If the industry continues at its current track, 2006 will still be a record year because of offsetting gains in non-residential and public sector construction. According to the Portland Cement Association, overall construction spending is expected to increase 1.5% in 2006, driven entirely by non-residential concrete demand.
History has a way of confirming this phenomenon in cyclical downturns. For example, 2001 was a record year for concrete production, bumping the 400 million yard mark for the first time. The following year, the effects of Sept. 11 and other factors drove the ensuing economic slowdown. Clients complained how difficult the climate was for their businesses, with many reporting significant slowdowns in their total volume.
Yet when the final numbers were in, concrete production for 2002 was down less than 1%. By 2003, the 2001 record was matched again, as the economy started to realize gains from a developing housing recovery in the face of the Federal Reserve Bank's unprecedented campaign of lowering interest rates.

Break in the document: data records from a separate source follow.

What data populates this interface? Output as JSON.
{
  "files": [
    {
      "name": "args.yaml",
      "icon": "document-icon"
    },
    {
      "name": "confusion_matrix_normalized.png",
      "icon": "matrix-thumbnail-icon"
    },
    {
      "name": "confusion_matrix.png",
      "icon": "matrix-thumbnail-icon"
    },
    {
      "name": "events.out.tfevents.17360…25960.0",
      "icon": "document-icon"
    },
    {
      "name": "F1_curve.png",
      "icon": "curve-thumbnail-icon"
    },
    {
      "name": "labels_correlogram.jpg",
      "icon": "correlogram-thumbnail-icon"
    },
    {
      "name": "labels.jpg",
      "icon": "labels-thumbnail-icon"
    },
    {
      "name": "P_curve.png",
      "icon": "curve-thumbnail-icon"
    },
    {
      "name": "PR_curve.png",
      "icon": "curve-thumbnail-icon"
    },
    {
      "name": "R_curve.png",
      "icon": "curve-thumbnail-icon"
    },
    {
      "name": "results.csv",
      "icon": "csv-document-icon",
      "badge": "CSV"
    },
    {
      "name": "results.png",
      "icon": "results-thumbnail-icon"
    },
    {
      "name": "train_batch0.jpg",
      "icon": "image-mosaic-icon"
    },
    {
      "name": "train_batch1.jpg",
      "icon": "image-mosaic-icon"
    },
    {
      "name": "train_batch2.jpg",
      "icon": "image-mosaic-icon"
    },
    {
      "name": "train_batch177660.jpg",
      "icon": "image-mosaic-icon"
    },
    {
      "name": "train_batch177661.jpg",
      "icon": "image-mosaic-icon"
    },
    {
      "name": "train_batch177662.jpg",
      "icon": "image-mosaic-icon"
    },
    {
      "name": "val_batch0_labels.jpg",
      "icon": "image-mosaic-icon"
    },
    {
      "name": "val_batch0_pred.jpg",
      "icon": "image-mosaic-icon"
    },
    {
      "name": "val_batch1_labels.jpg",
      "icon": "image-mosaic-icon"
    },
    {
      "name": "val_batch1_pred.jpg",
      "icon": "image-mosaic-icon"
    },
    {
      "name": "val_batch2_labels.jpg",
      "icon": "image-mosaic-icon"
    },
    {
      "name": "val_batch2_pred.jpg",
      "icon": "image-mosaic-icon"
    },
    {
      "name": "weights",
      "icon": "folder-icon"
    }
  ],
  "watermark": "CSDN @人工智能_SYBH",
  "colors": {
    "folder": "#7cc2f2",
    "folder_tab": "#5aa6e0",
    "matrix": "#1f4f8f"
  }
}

These cycles teach us that the downturns tend to be more localized. Often, the local perception is harsher than the broader reality when the industry is measured as a whole.
As this fall began, we have a previously unpredicted impact on the coming year: Gasoline prices have fallen dramatically, and analysts in that industry are split on whether this is a temporary pause or a medium-term trend. Pump prices fell 24 cents a gallon in two weeks in September and 66 cents over a six-week period.
Nothing affects consumer sentiment more quickly than gasoline prices, to which consumers react immediately. The person who is pleasantly surprised at the cost of filling the gas tank feels better about heading to Wal-Mart and spending a little more. With consumer spending driving 2/3 of our economy, gasoline prices have the single biggest impact on the sentiment that drives inflation, the direction of interest rates, and the ensuing impact on the construction markets.
If this fall in gasoline prices continues, I see a stable year for concrete production in 2007, with production at least as strong as 2006.